14 of 16 people found the following review helpful
5.0 out of 5 stars
Moving, shocking, thought provoking., 24 Jan. 2003
It is easy, when faced with the fact that 60 million people died as a result of the Second World War, to overlook the individual suffering and hardship endured by people on all sides of the conflict.
Books like 'The Forgotten Soldier' help address that issue. Guy Sajer was a French national that fought for Nazi Germany during the Second World War. This does not help one to feel a great deal of empathy towards him, but in the early chapters of the book he does explain why he decided on this course of action. As the book progresses we are thrown into a world which in the early days of the war were full of hope for the Nazis, safe in the belief that a quick and decisive victory was within reach. Even so these times of hope are intertwined with horrific images of dead, dying and injured Russian soldiers, which Sajer describes vividly and shockingly. He in no way glorifies these scenes which first put a human face on the 'Bolshevik' enemy he had been brought up to hate. Indeed they helped humanise his enemy and also bought a grudging respect from him. They also introduced him into the reality and horror of war.

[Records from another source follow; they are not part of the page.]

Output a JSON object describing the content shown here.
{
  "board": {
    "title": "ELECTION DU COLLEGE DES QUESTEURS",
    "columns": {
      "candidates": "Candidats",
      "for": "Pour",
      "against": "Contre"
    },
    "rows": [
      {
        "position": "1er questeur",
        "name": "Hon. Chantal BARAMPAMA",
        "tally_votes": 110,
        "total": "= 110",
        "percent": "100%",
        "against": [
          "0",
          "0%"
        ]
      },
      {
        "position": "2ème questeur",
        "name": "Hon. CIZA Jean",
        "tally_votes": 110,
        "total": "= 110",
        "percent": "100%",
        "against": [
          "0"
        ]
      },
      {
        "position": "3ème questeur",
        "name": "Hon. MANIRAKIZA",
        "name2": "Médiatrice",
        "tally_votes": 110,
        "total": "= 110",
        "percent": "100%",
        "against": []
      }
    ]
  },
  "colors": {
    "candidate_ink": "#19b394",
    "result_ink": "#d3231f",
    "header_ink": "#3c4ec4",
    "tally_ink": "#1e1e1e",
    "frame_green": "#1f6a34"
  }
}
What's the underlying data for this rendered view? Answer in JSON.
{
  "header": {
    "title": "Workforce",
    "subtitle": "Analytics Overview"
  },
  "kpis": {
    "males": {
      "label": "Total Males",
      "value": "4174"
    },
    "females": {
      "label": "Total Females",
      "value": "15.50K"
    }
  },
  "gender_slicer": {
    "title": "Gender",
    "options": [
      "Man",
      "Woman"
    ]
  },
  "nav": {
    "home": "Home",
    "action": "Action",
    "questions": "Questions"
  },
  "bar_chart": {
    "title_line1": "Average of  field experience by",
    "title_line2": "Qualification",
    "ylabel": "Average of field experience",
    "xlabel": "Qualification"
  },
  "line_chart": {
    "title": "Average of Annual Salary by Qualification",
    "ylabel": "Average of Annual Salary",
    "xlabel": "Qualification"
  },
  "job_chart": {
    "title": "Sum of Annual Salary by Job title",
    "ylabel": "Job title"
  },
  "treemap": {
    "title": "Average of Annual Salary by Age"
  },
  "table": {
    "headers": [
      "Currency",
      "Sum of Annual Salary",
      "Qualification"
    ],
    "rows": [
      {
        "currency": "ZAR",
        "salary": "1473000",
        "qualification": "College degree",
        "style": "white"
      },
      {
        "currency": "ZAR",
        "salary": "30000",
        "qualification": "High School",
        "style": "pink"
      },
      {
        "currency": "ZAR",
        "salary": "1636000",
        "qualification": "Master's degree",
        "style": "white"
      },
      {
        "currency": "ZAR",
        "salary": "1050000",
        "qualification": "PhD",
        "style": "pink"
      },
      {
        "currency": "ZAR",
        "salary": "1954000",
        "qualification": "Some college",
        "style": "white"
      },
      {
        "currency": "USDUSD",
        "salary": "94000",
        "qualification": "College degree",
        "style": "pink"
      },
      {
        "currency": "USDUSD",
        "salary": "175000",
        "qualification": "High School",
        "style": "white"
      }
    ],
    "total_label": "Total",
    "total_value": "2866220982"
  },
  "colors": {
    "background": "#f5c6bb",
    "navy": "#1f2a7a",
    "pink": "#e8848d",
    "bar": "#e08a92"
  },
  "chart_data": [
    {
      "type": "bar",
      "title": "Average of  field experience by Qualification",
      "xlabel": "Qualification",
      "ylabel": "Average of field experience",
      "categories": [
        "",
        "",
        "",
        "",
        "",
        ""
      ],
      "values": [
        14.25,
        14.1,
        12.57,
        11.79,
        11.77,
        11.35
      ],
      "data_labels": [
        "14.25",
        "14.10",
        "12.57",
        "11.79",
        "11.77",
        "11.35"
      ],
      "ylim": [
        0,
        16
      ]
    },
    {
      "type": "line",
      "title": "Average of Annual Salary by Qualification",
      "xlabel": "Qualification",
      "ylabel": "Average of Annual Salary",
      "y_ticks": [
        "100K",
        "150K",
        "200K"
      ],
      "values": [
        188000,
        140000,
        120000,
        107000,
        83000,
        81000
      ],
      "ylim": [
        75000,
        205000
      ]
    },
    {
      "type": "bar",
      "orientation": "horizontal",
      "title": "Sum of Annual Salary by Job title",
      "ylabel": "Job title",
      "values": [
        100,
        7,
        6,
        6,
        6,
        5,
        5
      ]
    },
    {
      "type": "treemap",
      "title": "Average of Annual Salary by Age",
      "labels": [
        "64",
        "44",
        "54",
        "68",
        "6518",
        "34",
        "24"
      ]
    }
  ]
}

As the war progresses and the inevitability of Nazi Germanys' defeat dawns of Sajer and his fellow soldiers he manages to put into words the scenes of desperation that surrounded them. Trapped on an every retreating Eastern Front, Sajer tries to explain how the majority of ordinary infantryman were not fighting any longer for a deep seated political or ideological belief, but merely for the survival of themselves, and the friends which they had fought and suffered alongside. It is when Sajer, in this hopeless position and believing he will die (as the Russian soldiers he drove past in triumph in the early part of the war surely did) that we can see the futility and horror of war.
I do not believe Sajer wrote this book for any other reason than to exorcise the ghosts that lived with him every day since the war finished. But it does give us a valuable insight the mindset of a desperate and terrified army as well as a first person account of how war can change a human being. Books such as these are essential reading for any person who has an interest in warfare and the physical and psychological effect it has on people.
Sajers' writing at no point tries to justify what Hitler and the Nazi party tried to achieve through the Second World War. Quite the opposite, The point where Sajer finally realises that his Fuehrer has been lying to him for years and the despair he suffers because of this is pivotal. Before this he had still believed that the war may be won and Hitler would be able to reverse the fortunes of a doomed army. It helps to show us the influence that Hitler had over his people and his army. This by no means justifies the atrocities carried out in the name of the Nazi party and their Fuehrer. But does give us a glimpse into the hearts and minds of the many German soldiers who believed only in Hitler and who could not believe the stories of mass killings and war crimes, until they saw it with their own eyes.
Anyone who has even a passing interest in the Second World War should read this book. It provides us with a view of a world hopefully long gone, never to be seen again.